1.1 La qualité pour agir par la voie du recours de droit public est définie à l'art. 88 OJ. Ce recours est ouvert uniquement à celui qui est atteint par l'acte attaqué dans ses intérêts personnels et juridiquement protégés. Le recours formé pour sauvegarder l'intérêt général ou ne visant qu'à préserver des intérêts de fait est en revanche irrecevable (ATF 126 I 43 consid. 1a p. 44, 81 consid. 3b p. 85 et les arrêts cités). Selon une jurisprudence constante, le plaignant ou lésé - sous réserve des cas d'application de la loi fédérale sur l'aide aux victimes d'infraction (LAVI; RS 312.5), qui n'entre manifestement pas en considération en l'espèce (cf. art. 2 LAVI et ATF 125 II 265 consid. 2a p. 268) - n'a en principe pas qualité pour recourir contre un non-lieu, un classement ou un refus d'ouvrir une procédure pénale; il n'est pas atteint dans ses intérêts juridiquement protégés par la décision de ne pas poursuivre ou punir l'auteur d'une prétendue infraction, car l'action pénale appartient exclusivement à l'Etat et ne profite qu'indirectement au lésé (ATF 126 I 97 consid. 1a p. 99; 125 I 253 consid. 1b p. 255; 121 IV 317 consid. 3b p. 324 et les arrêts cités).
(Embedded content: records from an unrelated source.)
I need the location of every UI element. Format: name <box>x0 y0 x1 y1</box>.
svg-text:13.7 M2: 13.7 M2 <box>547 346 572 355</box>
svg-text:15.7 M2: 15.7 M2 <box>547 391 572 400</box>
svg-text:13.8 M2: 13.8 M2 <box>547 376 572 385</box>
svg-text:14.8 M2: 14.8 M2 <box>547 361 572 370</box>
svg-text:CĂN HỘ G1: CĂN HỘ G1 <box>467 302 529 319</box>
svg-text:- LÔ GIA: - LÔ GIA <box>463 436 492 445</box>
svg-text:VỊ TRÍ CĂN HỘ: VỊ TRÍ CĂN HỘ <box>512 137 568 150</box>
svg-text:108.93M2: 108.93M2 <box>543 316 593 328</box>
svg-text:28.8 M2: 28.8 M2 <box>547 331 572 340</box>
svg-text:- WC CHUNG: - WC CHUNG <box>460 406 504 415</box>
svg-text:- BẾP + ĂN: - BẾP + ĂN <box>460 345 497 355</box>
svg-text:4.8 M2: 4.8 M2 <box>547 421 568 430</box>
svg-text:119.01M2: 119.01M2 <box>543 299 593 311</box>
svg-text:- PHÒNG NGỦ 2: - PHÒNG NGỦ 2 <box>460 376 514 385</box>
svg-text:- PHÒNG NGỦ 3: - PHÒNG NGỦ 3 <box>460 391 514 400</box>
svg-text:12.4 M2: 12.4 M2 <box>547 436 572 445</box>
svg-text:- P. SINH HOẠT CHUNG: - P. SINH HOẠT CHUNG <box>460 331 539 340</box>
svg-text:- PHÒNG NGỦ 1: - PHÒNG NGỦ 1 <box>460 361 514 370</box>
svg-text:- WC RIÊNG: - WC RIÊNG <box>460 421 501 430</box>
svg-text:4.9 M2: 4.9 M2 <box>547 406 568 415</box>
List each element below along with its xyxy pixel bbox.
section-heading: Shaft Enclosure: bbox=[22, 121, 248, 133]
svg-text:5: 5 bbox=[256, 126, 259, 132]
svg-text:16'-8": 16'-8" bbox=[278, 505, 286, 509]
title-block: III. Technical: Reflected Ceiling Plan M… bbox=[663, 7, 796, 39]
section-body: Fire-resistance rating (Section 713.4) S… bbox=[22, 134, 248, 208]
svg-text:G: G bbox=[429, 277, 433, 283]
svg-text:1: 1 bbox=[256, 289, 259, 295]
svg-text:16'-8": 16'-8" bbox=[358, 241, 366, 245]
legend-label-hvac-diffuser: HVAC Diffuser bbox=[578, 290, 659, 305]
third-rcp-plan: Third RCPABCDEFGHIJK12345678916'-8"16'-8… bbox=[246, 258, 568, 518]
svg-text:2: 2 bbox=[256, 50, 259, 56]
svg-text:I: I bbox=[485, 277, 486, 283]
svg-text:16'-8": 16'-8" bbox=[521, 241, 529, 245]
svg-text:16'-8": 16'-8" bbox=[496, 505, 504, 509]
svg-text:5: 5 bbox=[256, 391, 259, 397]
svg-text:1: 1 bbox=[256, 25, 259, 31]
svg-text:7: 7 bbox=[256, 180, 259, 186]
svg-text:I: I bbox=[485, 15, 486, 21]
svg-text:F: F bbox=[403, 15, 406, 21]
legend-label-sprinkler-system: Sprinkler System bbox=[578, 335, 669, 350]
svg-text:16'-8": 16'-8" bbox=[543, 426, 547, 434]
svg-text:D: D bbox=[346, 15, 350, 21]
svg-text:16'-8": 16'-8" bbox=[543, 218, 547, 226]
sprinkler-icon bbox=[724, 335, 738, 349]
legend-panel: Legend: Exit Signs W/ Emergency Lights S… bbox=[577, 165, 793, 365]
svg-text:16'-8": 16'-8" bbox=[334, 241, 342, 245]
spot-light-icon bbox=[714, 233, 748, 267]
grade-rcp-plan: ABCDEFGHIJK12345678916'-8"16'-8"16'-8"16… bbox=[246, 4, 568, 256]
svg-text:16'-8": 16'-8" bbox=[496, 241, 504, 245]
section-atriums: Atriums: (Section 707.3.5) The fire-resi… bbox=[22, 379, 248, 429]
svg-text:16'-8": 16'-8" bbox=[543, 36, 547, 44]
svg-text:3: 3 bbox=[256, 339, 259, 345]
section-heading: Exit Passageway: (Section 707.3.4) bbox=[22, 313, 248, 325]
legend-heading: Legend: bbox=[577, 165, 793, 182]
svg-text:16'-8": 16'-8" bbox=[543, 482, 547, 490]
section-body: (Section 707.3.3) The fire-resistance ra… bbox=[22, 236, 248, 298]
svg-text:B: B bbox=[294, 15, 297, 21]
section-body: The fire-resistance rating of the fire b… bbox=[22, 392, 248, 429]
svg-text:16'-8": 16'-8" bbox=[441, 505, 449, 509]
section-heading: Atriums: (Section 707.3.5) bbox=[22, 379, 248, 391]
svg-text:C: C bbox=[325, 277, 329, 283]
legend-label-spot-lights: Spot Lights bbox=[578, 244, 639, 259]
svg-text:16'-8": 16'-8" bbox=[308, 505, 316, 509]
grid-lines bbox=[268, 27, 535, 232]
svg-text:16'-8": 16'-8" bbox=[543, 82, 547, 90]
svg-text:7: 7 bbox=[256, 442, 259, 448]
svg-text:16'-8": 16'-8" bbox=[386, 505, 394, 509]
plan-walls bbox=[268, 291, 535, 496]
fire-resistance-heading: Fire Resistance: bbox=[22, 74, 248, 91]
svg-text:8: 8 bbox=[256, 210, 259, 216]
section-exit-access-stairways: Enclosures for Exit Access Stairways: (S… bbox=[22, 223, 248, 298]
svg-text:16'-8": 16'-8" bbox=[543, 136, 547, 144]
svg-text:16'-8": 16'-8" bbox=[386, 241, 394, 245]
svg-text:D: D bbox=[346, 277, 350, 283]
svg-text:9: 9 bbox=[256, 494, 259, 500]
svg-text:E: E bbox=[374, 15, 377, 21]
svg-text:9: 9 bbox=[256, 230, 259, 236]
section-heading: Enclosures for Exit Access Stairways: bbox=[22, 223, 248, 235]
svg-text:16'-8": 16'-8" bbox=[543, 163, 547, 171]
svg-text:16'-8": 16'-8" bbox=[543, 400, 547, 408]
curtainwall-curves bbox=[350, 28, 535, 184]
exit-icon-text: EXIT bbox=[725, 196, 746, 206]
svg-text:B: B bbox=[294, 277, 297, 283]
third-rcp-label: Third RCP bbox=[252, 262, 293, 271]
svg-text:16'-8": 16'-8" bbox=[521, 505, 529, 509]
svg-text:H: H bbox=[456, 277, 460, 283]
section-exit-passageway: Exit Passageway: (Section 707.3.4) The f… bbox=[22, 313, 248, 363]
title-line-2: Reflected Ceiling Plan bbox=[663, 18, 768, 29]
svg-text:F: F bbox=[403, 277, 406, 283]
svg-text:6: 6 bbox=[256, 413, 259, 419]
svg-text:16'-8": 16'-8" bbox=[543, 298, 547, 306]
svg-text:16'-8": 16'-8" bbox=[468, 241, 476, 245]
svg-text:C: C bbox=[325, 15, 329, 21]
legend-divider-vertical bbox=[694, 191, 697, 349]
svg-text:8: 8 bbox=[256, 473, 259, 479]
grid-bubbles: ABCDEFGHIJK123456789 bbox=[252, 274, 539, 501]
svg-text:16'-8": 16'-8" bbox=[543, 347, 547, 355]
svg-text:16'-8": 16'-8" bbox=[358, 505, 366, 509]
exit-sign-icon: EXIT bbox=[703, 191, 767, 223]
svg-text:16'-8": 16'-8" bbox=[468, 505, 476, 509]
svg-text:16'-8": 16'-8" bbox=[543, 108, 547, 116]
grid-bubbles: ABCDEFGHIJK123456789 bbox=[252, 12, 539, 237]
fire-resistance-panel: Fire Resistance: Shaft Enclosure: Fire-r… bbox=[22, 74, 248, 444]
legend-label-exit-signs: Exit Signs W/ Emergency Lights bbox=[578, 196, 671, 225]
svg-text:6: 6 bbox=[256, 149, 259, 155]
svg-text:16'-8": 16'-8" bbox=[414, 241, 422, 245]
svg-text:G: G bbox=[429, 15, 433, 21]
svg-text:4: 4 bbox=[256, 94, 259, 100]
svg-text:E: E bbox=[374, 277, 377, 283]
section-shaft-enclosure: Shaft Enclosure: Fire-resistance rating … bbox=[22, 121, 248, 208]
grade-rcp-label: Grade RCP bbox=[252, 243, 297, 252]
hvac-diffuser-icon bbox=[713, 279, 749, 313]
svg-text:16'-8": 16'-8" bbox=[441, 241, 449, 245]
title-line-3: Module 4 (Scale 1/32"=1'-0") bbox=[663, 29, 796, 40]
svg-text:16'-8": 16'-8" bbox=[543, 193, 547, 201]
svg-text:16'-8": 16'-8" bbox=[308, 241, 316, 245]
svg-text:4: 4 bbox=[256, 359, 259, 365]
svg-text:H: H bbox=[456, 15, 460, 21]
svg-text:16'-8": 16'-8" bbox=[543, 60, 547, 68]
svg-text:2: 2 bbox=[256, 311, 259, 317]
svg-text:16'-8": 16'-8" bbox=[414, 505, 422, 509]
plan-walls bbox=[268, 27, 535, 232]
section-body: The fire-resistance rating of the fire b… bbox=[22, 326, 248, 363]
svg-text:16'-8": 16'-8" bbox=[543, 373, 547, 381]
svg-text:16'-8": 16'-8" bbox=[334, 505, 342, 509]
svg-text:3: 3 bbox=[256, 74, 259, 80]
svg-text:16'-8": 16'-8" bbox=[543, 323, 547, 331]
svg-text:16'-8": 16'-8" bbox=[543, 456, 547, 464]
Celui qui n'a pas qualité pour recourir sur le fond peut cependant, s'il avait qualité de partie dans la procédure cantonale, se plaindre d'un déni de justice formel, ou en d'autres termes de la violation des garanties formelles offertes aux parties par le droit cantonal de procédure ou par le droit constitutionnel, notamment le droit d'être entendu (art. 29 al. 2 Cst.). L'intérêt juridiquement protégé exigé par l'art. 88 OJ découle alors du droit de participer, comme plaignant ou partie civile, à la procédure cantonale. La partie recourante ne saurait toutefois, par ce biais, remettre en cause la décision attaquée sur le fond, en critiquant l'appréciation des preuves ou en faisant valoir que la motivation retenue serait matériellement fausse (ATF 126 I 81 consid. 3b p. 86; 125 II 86 consid. 3b p. 94; 121 IV 317 consid. 3b p. 324 et les arrêts cités).
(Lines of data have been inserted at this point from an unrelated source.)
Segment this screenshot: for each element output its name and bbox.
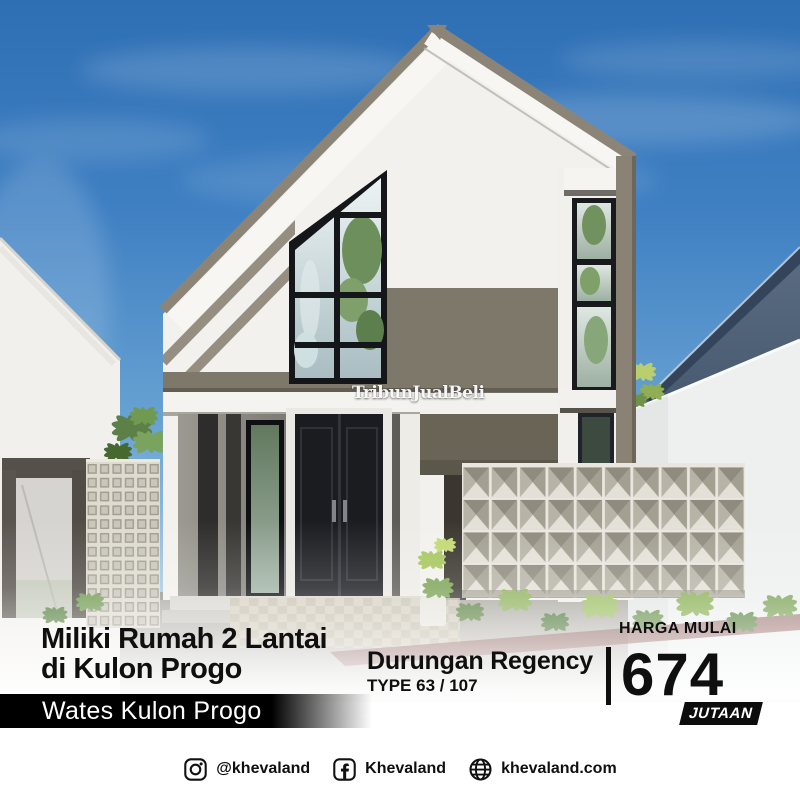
social-website: khevaland.com	[468, 757, 617, 782]
project-name: Durungan Regency	[367, 648, 593, 674]
location-banner: Wates Kulon Progo	[0, 694, 372, 728]
price-label: HARGA MULAI	[619, 620, 737, 638]
price-value: 674	[621, 647, 724, 703]
social-instagram: @khevaland	[183, 757, 310, 782]
project-type: TYPE 63 / 107	[367, 676, 593, 696]
price-unit: JUTAAN	[687, 705, 755, 722]
facebook-handle: Khevaland	[365, 760, 446, 778]
property-flyer: TribunJualBeli Miliki Rumah 2 Lantai di …	[0, 0, 800, 800]
location-banner-text: Wates Kulon Progo	[42, 697, 262, 726]
instagram-icon	[183, 757, 208, 782]
corner-band	[616, 156, 636, 475]
social-row: @khevaland Khevaland khevaland.com	[0, 751, 800, 787]
website-url: khevaland.com	[501, 760, 617, 778]
instagram-handle: @khevaland	[216, 760, 310, 778]
facebook-icon	[332, 757, 357, 782]
globe-icon	[468, 757, 493, 782]
headline-line1: Miliki Rumah 2 Lantai	[41, 624, 327, 654]
price-unit-badge: JUTAAN	[679, 702, 763, 725]
social-facebook: Khevaland	[332, 757, 446, 782]
headline-line2: di Kulon Progo	[41, 654, 327, 684]
project-info: Durungan Regency TYPE 63 / 107	[367, 648, 593, 696]
price-divider	[606, 647, 611, 705]
headline: Miliki Rumah 2 Lantai di Kulon Progo	[41, 624, 327, 684]
watermark: TribunJualBeli	[352, 383, 482, 403]
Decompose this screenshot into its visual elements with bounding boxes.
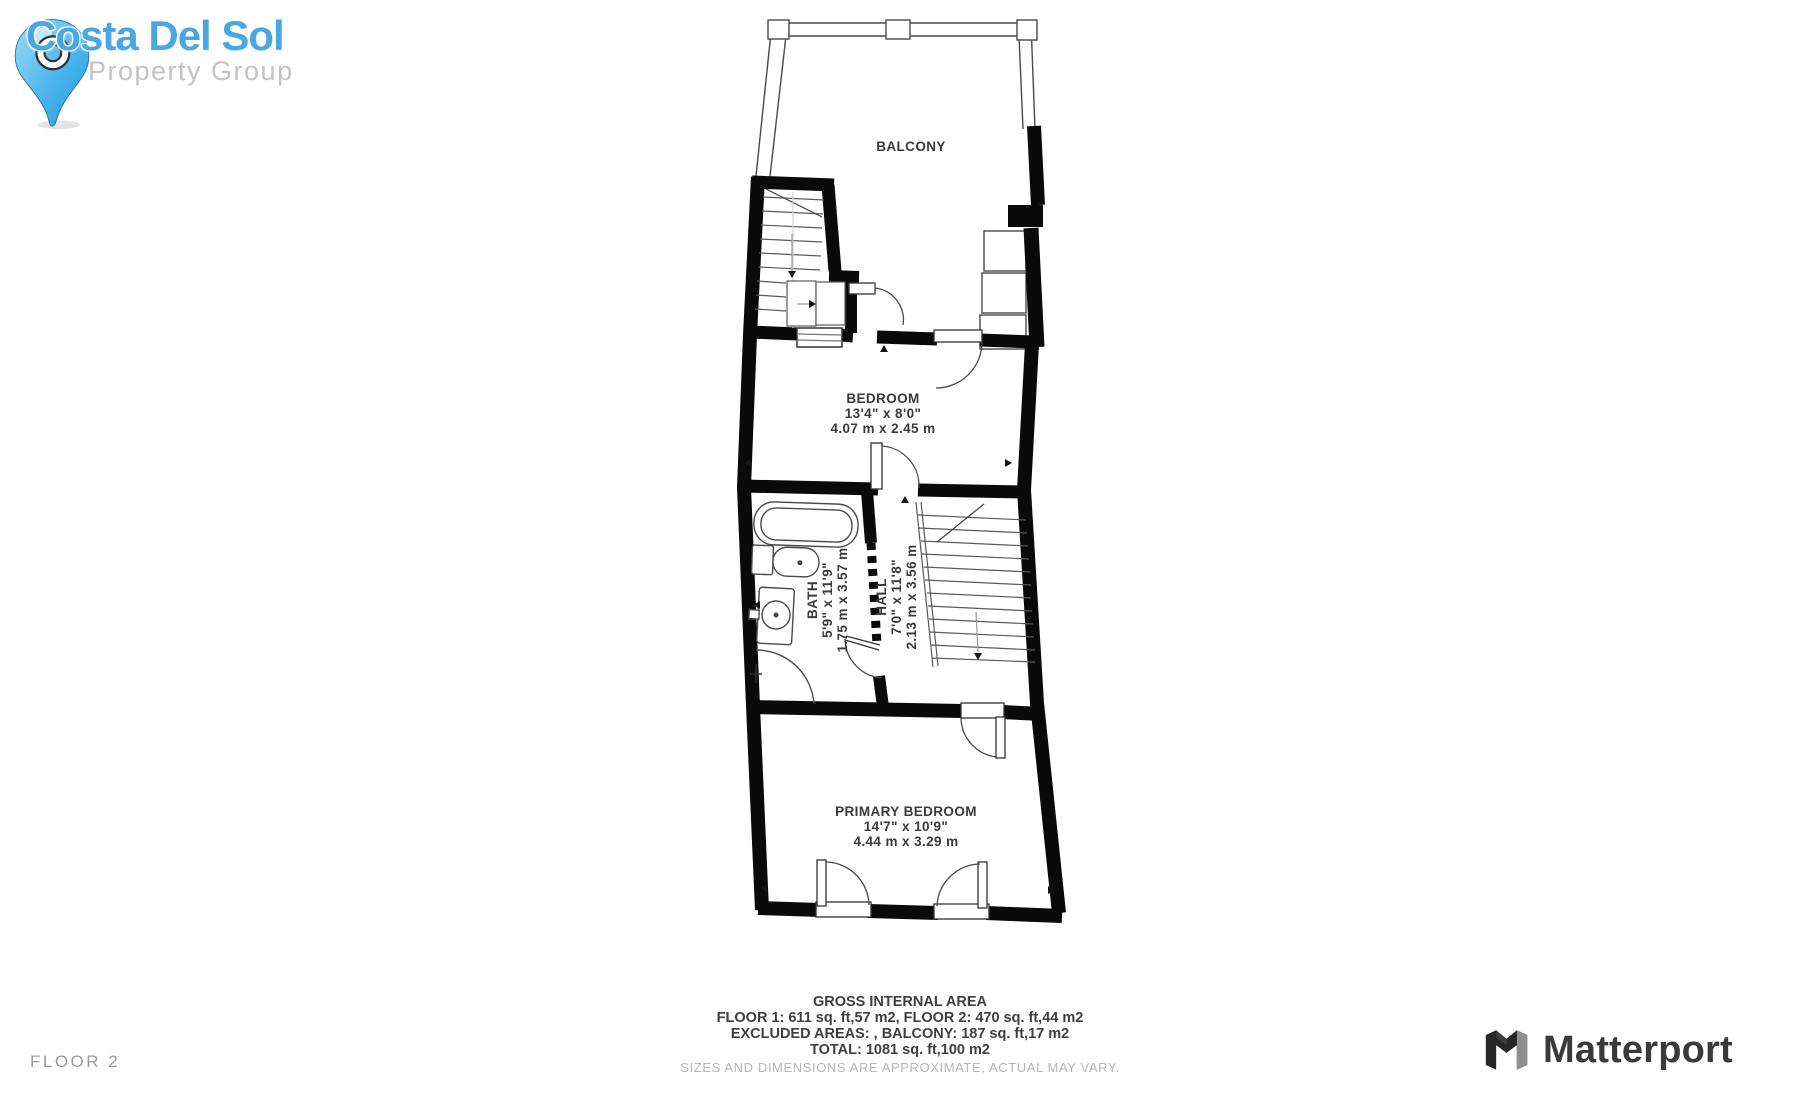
- primary-bedroom-label: PRIMARY BEDROOM 14'7" x 10'9" 4.44 m x 3…: [835, 804, 977, 849]
- svg-text:13'4" x 8'0": 13'4" x 8'0": [845, 406, 922, 421]
- floors-area-line: FLOOR 1: 611 sq. ft,57 m2, FLOOR 2: 470 …: [0, 1010, 1800, 1026]
- bathtub-icon: [753, 501, 858, 548]
- svg-text:14'7" x 10'9": 14'7" x 10'9": [864, 819, 948, 834]
- floorplan-page: { "branding": { "title": "Costa Del Sol"…: [0, 0, 1800, 1100]
- toilet-icon: [751, 545, 819, 577]
- agency-name: Costa Del Sol: [26, 12, 284, 60]
- window-bedroom: [797, 328, 842, 347]
- svg-text:4.44 m x 3.29 m: 4.44 m x 3.29 m: [853, 834, 958, 849]
- stairs-lower: [916, 502, 1035, 667]
- balcony-closets: [980, 231, 1026, 349]
- floor-plan: BALCONY BEDROOM 13'4" x 8'0" 4.07 m x 2.…: [680, 10, 1110, 930]
- agency-tagline: Property Group: [88, 56, 294, 87]
- bedroom-label: BEDROOM 13'4" x 8'0" 4.07 m x 2.45 m: [830, 391, 935, 436]
- svg-text:HALL: HALL: [874, 578, 889, 616]
- agency-logo: Costa Del Sol Property Group: [0, 0, 320, 140]
- svg-text:BATH: BATH: [805, 581, 820, 619]
- svg-text:1.75 m x 3.57 m: 1.75 m x 3.57 m: [835, 547, 850, 652]
- svg-text:7'0" x 11'8": 7'0" x 11'8": [889, 559, 904, 635]
- matterport-brand: Matterport: [1483, 1028, 1733, 1072]
- wall-step-block: [1008, 205, 1043, 227]
- svg-text:5'9" x 11'9": 5'9" x 11'9": [820, 562, 835, 638]
- svg-text:4.07 m x 2.45 m: 4.07 m x 2.45 m: [830, 421, 935, 436]
- floor-number-label: FLOOR 2: [30, 1052, 120, 1072]
- svg-text:BEDROOM: BEDROOM: [846, 391, 919, 406]
- matterport-label: Matterport: [1543, 1029, 1733, 1072]
- gross-area-title: GROSS INTERNAL AREA: [0, 994, 1800, 1010]
- matterport-m-icon: [1483, 1028, 1530, 1072]
- svg-text:2.13 m x 3.56 m: 2.13 m x 3.56 m: [904, 544, 919, 649]
- svg-text:PRIMARY BEDROOM: PRIMARY BEDROOM: [835, 804, 977, 819]
- shower-icon: [750, 650, 814, 704]
- balcony-label: BALCONY: [876, 139, 946, 154]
1.2 Le recourant agit, dans la procédure pénale, comme plaignant ou lésé. Ses griefs concernant l'appréciation des faits ou des preuves - les conditions de l'assainissement de la société, l'estimation de la valeur des actions saisies, les éléments relatifs à l'intention des auteurs du procès-verbal des assemblées générales - et l'application des règles du droit cantonal à ce sujet sont manifestement irrecevables, en application de la jurisprudence précitée (art. 88 OJ). Seul le grief de violation du droit d'être entendu peut être examiné.
2.
Le recourant soutient que l'ordonnance attaquée est dépourvue de motivation au sujet du défaut de dessein spécial des auteurs du procès-verbal des assemblées générales - ce dessein étant une condition d'application de l'art. 251 CP - et au sujet de la portée de l'art. 317 ch. 1 CP en pareil cas.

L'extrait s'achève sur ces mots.